Soms heb ik spijt dat we met de band niet naar Engeland zijn verhuisd toen het daar zo goed ging. Hoe ver hadden we dan kunnen komen? We waren rond de 21 jaar, nog weinig verplichtingen. Maar de een wilde z’n baan niet opgeven, de ander had te weinig ambitie. We hadden een Engelse platenmaatschappij en die John Peel Sessions en alles.”

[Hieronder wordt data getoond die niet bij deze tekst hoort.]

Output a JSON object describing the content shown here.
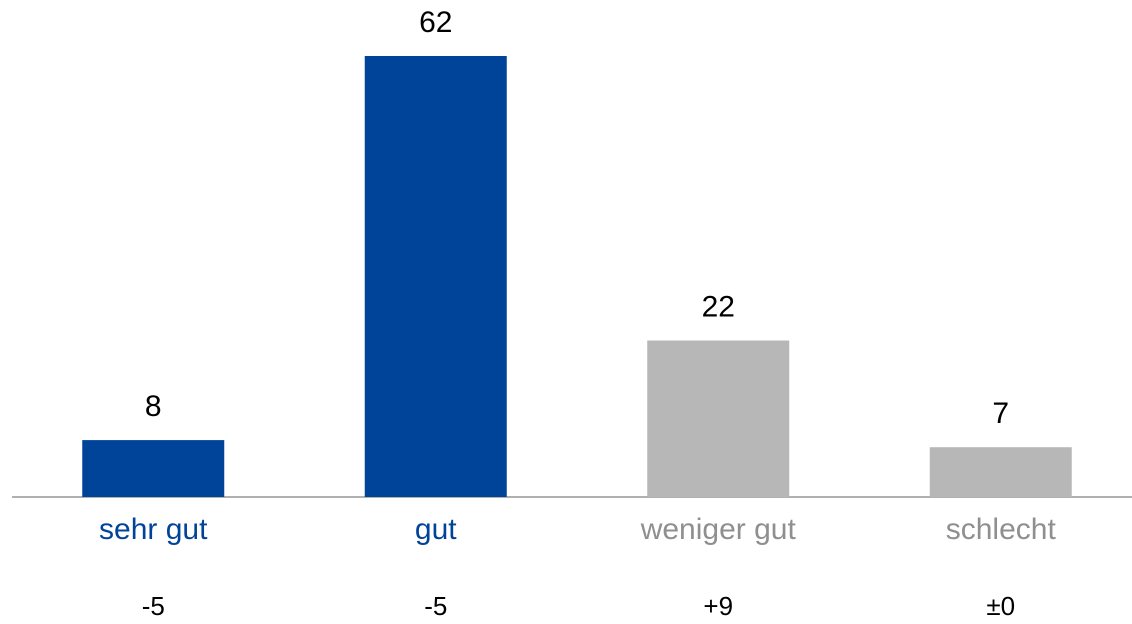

Dus de grootste passie van Erwin Blom is niet internet, maar zelf muziek maken. Dat liet hij recent zijn publiek nog weten met de aanschaf van stukken uit het archief van John Peel, de vermaarde BBC-dj. Die nodigde Eton Crop vijf keer uit voor een ‘John Peel session’ in de Londense radiostudio. “We zijn goede vrienden met hem en zijn familie geworden en gaan er nog graag op visite, al is John zelf in 2004 aan een hartaanval overleden.”

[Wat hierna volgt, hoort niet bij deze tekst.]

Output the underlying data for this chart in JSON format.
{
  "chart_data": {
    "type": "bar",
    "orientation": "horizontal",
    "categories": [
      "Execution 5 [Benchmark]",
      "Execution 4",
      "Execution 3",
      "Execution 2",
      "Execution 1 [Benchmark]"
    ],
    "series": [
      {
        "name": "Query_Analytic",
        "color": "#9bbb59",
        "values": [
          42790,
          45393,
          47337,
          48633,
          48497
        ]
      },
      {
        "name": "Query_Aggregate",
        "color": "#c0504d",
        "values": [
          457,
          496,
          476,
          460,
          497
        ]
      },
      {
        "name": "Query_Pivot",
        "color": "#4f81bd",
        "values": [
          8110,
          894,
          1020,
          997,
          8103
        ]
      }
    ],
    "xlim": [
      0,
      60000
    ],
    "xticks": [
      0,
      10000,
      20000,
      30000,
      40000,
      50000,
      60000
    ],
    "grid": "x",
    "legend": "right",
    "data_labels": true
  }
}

[We vinden nog opnames van deze Peel-sessions van november 1983 en november 1984, en van oktober 1985 en oktober 1986; net als van een tv-optreden in Countdown van Veronica in 1991 met Noisy Town en Live @ Vpro in 1987, ver voor hij daar in dienst kwam.]
Speel je nog?
“In 2025 nog op 18 mei in de bovenzaal van Paradiso met Eton Crop, met The Mekons in een programma. En in augustus ook in Paradiso bij de presentatie van de plaat Nederpunk 1978-1982. We zijn, zeg maar, een subtopper. De Mekons kennen we al veertig jaar, nog uit de punktijd.

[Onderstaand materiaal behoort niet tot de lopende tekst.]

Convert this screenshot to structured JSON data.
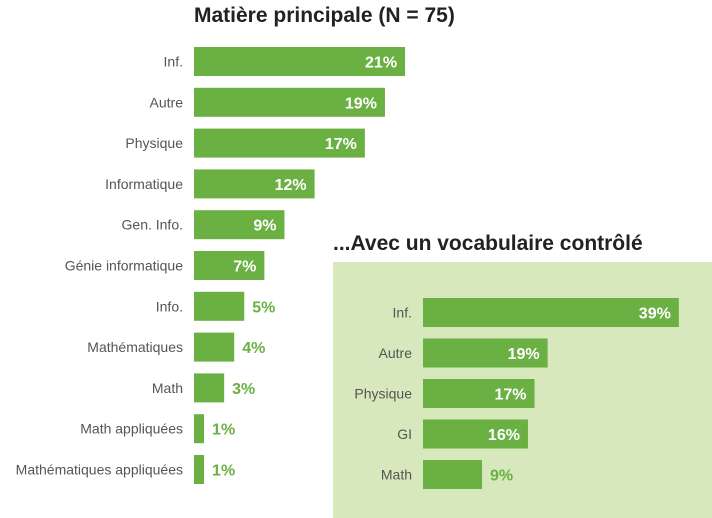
{
  "colors": {
    "bar": "#6ab043",
    "inset_background": "#d6e8bc",
    "label_inside": "#ffffff",
    "label_outside": "#6ab043"
  },
  "chart_data": [
    {
      "type": "bar",
      "orientation": "horizontal",
      "title": "Matière principale (N = 75)",
      "categories": [
        "Inf.",
        "Autre",
        "Physique",
        "Informatique",
        "Gen. Info.",
        "Génie informatique",
        "Info.",
        "Mathématiques",
        "Math",
        "Math appliquées",
        "Mathématiques appliquées"
      ],
      "values": [
        21,
        19,
        17,
        12,
        9,
        7,
        5,
        4,
        3,
        1,
        1
      ],
      "value_labels": [
        "21%",
        "19%",
        "17%",
        "12%",
        "9%",
        "7%",
        "5%",
        "4%",
        "3%",
        "1%",
        "1%"
      ],
      "unit": "%"
    },
    {
      "type": "bar",
      "orientation": "horizontal",
      "title": "...Avec un vocabulaire contrôlé",
      "categories": [
        "Inf.",
        "Autre",
        "Physique",
        "GI",
        "Math"
      ],
      "values": [
        39,
        19,
        17,
        16,
        9
      ],
      "value_labels": [
        "39%",
        "19%",
        "17%",
        "16%",
        "9%"
      ],
      "unit": "%"
    }
  ]
}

Net als The Undertones, een andere favoriet van mij, we traden in maart nog samen op in de Muziekgieterij in Maastricht. Dat zijn leuke gasten, met pensioen dus ze hebben tijd voor het toeren in Europa, soms een maand in Amerika. Op een vraag uit Engeland zijn we nog eens opnieuw begonnen met een tour met Eton Crop. Veel bands van vroeger zijn nu bekender dan ze ooit geweest zijn. Dat is een raar principe.”
Maar je dochter Pip Blom, met je zoon Tender in haar band, zit wel in Engeland op een label, bij Heavenly (website en Wikipedia en op Spotify)...
Dat is een toonaangevend label, dus als Heavenly een single uitbrengt dan bereikt dat eerder de radiostations zoals van BBC en is je bereik groter. Je moet het hebben van netwerken en relaties. Er zijn wel voorbeelden van ineens exploderende artiesten met een eigen bereik, vooral via TikTok.”
Kinderen kregen muziek met de paplepel ingegoten? [Van mei 1988 een schitterende opname met de toen 4-jarige Pip Blom]
“We gingen als gezin al naar festivals toen de kinderen nog niet konden lopen, zoals naar Pinkpop om voor de VPRO te experimenteren met internetuitzendingen via Real Audio en daarna Real Video. Maar ja, dat was nog in de tijd dat drie luisteraars al veel waren. Zat ik op de grond in een portacabin de aankondigingen te doen, met mijn dochter die nog niet kon lopen op de grond daarnaast. Later vaak naar Lowlands, want muziek speelde altijd een grote rol.
Maar je kunt kinderen niets opdringen, want K3 hoort er ook een periode bij. Terecht natuurlijk, maar goede muziek dringt hopelijk bijna vanzelf door. Pip wilde op gitaarles, maar kletste daar vooral lekker met een vriendin. Een paar jaar later wilde ze zelf nummers maken en daar bleek ze talent voor te hebben.”
Helemaal toeval is die vader-dochter muziekrelatie niet…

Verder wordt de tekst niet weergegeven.